Backstory and characterization (and what NOT to do!)

This entry is part 10 of 20 in the series Backstory

So we’ve talked about the methods of conveying backstory—but we also need to hit on the purposes of backstory. Generally, I see two main uses for backstory: to explain why the character is the way he is (characterization) and does the things he does (motivation). Personally, I think using backstory for characterization is the weaker of the two reasons—but both come with caveats.

It seems like backstory in characterization is usually used to try to make us feel sympathy with the character. The errors can run either way. In “Sympathy without Saintliness,” editor and author Alicia Rasley lists several common faults in trying to create character sympathy—and backstory is two of them:

4) Giving the protagonist a lot of heroic backstory. Yeah, he was a big hero in the war. Yeah, she saved a lot of lives during that epidemic. But that was then. This is now. Backstory is just background– the character exists right now, and what he/she does now is what’s important. It might work if now he/she is burned out by all the heroics, self-doubting, feeling like an impostor… oops. Now we’re getting into the fun stuff…. hang on to that thought. 🙂

sad sack5) Giving the protagonist miserable backstory. This is often done in order to excuse some unsympathetic behavior or attitude [and is also a common technique to try to make villains sympathetic]. Yeah, he hates women, but it’s because his mother abandoned him! And his foster mother beat him! And his aunt framed him for murder! And his first girlfriend trapped him into marriage by getting pregnant! And…

Gag me.

Maybe we’re just hitting a nerve here with me, but frankly, I’m so tired of seeing that in fiction that instead of feeling that desired tug at the heart strings, I roll my eyes when I read about how he’s too short and her mother never, ever loved her. I know a lot of people who’ve been through bad times: abuse, living on the street, loss, grief. None of them automatically became fractured protagonists or villains. Geez, if these characters are going to act a certain way, let them take responsibility! Don’t just blame everyone else—that character made a choice somewhere along the way that made them into this person. (Possible exception: the character’s journey is about learning to take responsibility for his/her choices and actions.)

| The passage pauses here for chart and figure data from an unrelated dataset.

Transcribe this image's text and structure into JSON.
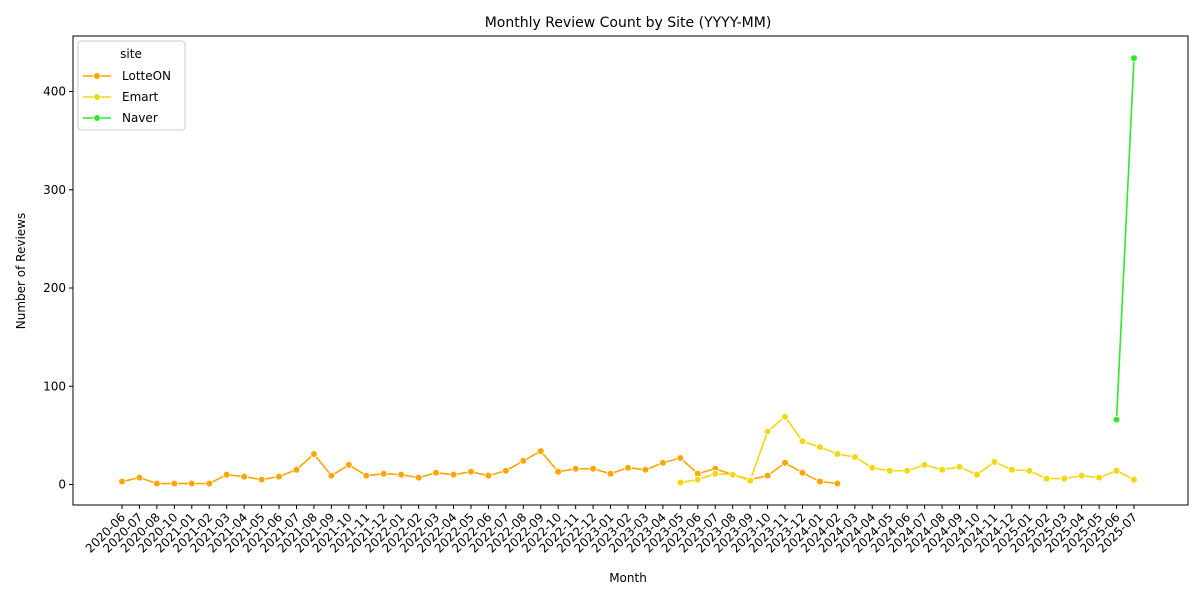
{
  "chart_data": {
    "type": "line",
    "title": "Monthly Review Count by Site (YYYY-MM)",
    "xlabel": "Month",
    "ylabel": "Number of Reviews",
    "ylim": [
      -20,
      450
    ],
    "yticks": [
      0,
      100,
      200,
      300,
      400
    ],
    "grid": false,
    "legend": {
      "title": "site",
      "placement": "top-left"
    },
    "categories": [
      "2020-06",
      "2020-07",
      "2020-08",
      "2020-10",
      "2021-01",
      "2021-02",
      "2021-03",
      "2021-04",
      "2021-05",
      "2021-06",
      "2021-07",
      "2021-08",
      "2021-09",
      "2021-10",
      "2021-11",
      "2021-12",
      "2022-01",
      "2022-02",
      "2022-03",
      "2022-04",
      "2022-05",
      "2022-06",
      "2022-07",
      "2022-08",
      "2022-09",
      "2022-10",
      "2022-11",
      "2022-12",
      "2023-01",
      "2023-02",
      "2023-03",
      "2023-04",
      "2023-05",
      "2023-06",
      "2023-07",
      "2023-08",
      "2023-09",
      "2023-10",
      "2023-11",
      "2023-12",
      "2024-01",
      "2024-02",
      "2024-03",
      "2024-04",
      "2024-05",
      "2024-06",
      "2024-07",
      "2024-08",
      "2024-09",
      "2024-10",
      "2024-11",
      "2024-12",
      "2025-01",
      "2025-02",
      "2025-03",
      "2025-04",
      "2025-05",
      "2025-06",
      "2025-07"
    ],
    "series": [
      {
        "name": "LotteON",
        "color": "#FFA500",
        "values": [
          3,
          7,
          1,
          1,
          1,
          1,
          10,
          8,
          5,
          8,
          15,
          31,
          9,
          20,
          9,
          11,
          10,
          7,
          12,
          10,
          13,
          9,
          14,
          24,
          34,
          13,
          16,
          16,
          11,
          17,
          15,
          22,
          27,
          11,
          16,
          10,
          5,
          9,
          22,
          12,
          3,
          1,
          null,
          null,
          null,
          null,
          null,
          null,
          null,
          null,
          null,
          null,
          null,
          null,
          null,
          null,
          null,
          null,
          null
        ]
      },
      {
        "name": "Emart",
        "color": "#F2D80F",
        "values": [
          null,
          null,
          null,
          null,
          null,
          null,
          null,
          null,
          null,
          null,
          null,
          null,
          null,
          null,
          null,
          null,
          null,
          null,
          null,
          null,
          null,
          null,
          null,
          null,
          null,
          null,
          null,
          null,
          null,
          null,
          null,
          null,
          2,
          5,
          11,
          10,
          4,
          54,
          69,
          44,
          38,
          31,
          28,
          17,
          14,
          14,
          20,
          15,
          18,
          10,
          23,
          15,
          14,
          6,
          6,
          9,
          7,
          14,
          5
        ]
      },
      {
        "name": "Naver",
        "color": "#2EE82E",
        "values": [
          null,
          null,
          null,
          null,
          null,
          null,
          null,
          null,
          null,
          null,
          null,
          null,
          null,
          null,
          null,
          null,
          null,
          null,
          null,
          null,
          null,
          null,
          null,
          null,
          null,
          null,
          null,
          null,
          null,
          null,
          null,
          null,
          null,
          null,
          null,
          null,
          null,
          null,
          null,
          null,
          null,
          null,
          null,
          null,
          null,
          null,
          null,
          null,
          null,
          null,
          null,
          null,
          null,
          null,
          null,
          null,
          null,
          66,
          434
        ]
      }
    ]
  }
}
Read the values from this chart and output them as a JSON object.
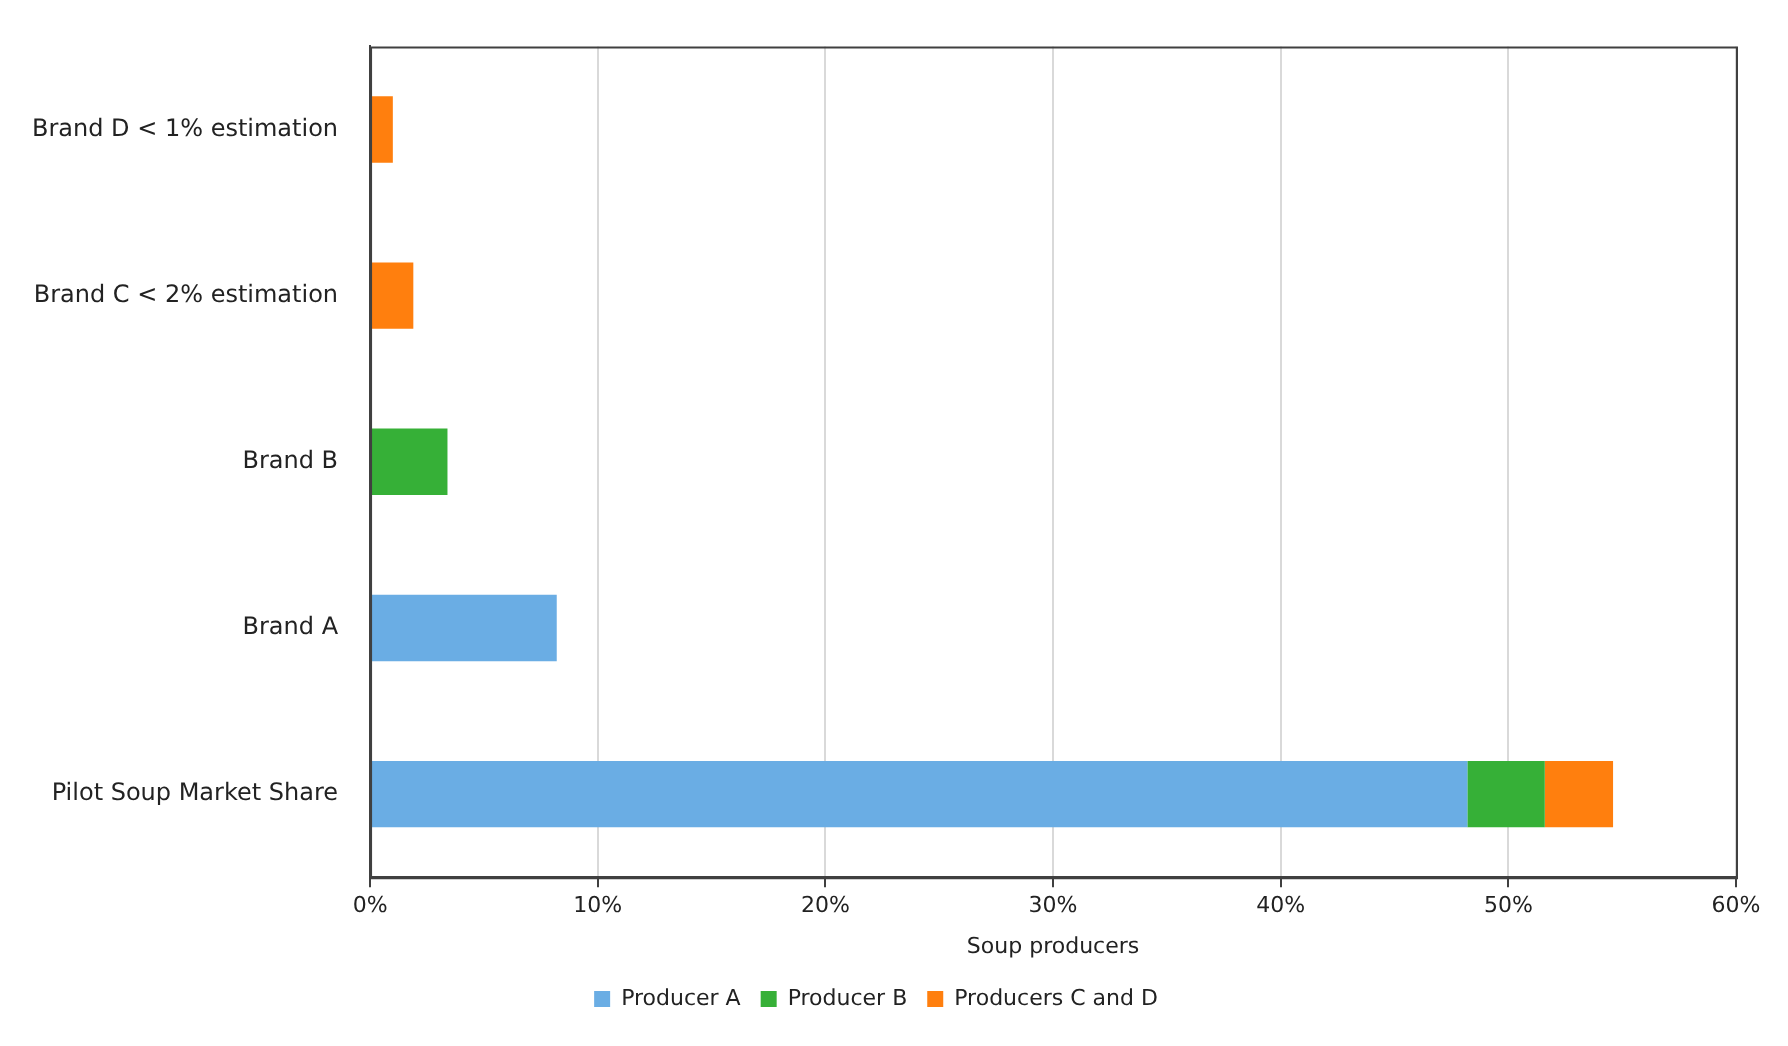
{
  "chart_data": {
    "type": "bar",
    "orientation": "horizontal",
    "stacked": true,
    "xlabel": "Soup producers",
    "categories": [
      "Brand D < 1% estimation",
      "Brand C < 2% estimation",
      "Brand B",
      "Brand A",
      "Pilot Soup Market Share"
    ],
    "series": [
      {
        "name": "Producer A",
        "color": "#6aade4",
        "values": [
          null,
          null,
          null,
          8.2,
          48.2
        ]
      },
      {
        "name": "Producer B",
        "color": "#36b037",
        "values": [
          null,
          null,
          3.4,
          null,
          3.4
        ]
      },
      {
        "name": "Producers C and D",
        "color": "#ff7f0e",
        "values": [
          1.0,
          1.9,
          null,
          null,
          3.0
        ]
      }
    ],
    "xlim": [
      0,
      60
    ],
    "xticks": [
      {
        "value": 0,
        "label": "0%"
      },
      {
        "value": 10,
        "label": "10%"
      },
      {
        "value": 20,
        "label": "20%"
      },
      {
        "value": 30,
        "label": "30%"
      },
      {
        "value": 40,
        "label": "40%"
      },
      {
        "value": 50,
        "label": "50%"
      },
      {
        "value": 60,
        "label": "60%"
      }
    ],
    "grid": "x",
    "legend": "bottom"
  }
}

Alicia puts it better than I can: “While we want to sympathize with the characters, we don’t want them to be victims so battered by past events that they don’t actually live in the present. There’s also that ‘authenticity’ problem. If we lose the sense that this is a whole person, if we think the author just layered all these past traumas on, we won’t believe in the protagonist.”

We don’t want our stories or our characters to be trapped in the past. We need to remember to focus on the story. As Mystery Man on Film said:

What happens in the past, off screen, good or bad, does not affect sympathy. It’s what we see the character do in the present that determines how much we will or will not care about that character.

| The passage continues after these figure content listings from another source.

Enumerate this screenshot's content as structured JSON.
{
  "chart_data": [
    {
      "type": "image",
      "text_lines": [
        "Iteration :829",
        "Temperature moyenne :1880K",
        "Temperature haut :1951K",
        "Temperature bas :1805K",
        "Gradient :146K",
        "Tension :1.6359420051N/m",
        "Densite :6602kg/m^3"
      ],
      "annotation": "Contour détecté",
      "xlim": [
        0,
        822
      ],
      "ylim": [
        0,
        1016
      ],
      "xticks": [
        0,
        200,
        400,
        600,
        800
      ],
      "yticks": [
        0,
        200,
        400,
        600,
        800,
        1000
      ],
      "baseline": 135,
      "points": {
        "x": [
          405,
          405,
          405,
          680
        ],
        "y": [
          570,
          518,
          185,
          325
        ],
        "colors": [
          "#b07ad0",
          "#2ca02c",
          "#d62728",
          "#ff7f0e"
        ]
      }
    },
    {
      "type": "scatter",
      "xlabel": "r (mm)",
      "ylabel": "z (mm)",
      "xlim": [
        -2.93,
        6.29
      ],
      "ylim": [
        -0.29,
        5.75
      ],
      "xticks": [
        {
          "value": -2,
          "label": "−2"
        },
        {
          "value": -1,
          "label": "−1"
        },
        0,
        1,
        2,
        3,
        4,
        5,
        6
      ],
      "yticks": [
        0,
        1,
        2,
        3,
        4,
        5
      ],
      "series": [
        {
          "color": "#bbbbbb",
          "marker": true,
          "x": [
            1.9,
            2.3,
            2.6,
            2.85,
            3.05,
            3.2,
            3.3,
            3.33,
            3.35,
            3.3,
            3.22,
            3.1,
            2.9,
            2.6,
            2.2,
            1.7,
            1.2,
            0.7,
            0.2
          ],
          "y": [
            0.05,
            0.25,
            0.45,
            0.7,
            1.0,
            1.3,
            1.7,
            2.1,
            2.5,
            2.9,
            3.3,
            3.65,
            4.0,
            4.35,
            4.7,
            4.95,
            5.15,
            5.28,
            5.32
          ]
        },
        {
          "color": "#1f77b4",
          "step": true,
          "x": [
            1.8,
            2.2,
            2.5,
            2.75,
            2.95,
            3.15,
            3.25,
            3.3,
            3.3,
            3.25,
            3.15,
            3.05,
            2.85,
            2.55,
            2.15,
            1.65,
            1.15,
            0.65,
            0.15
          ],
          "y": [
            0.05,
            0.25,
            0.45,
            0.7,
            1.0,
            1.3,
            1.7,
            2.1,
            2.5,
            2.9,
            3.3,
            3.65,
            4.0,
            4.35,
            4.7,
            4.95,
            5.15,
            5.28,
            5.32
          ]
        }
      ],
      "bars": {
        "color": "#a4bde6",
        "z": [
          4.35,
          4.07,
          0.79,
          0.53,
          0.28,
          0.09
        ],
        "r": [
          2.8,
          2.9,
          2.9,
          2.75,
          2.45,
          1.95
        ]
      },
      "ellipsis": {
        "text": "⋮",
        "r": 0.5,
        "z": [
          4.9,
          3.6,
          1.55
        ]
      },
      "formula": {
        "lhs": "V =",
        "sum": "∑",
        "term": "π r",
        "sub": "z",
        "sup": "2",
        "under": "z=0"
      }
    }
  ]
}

Backstory can definitely influence how our characters are and act—they had to come from somewhere!

But that’s not the only problem with backstory and characterization. If we use backstory as the primary way to build character sympathy, we’ll probably have to stop the present story to wedge in a long story about our character’s terrible childhood. We run the risk of boring our readers right out of caring about our characters. We need to focus on the scene—and story—at hand to find a way to get our readers caring.

What do you think? What’s the right way to use backstory for characterization?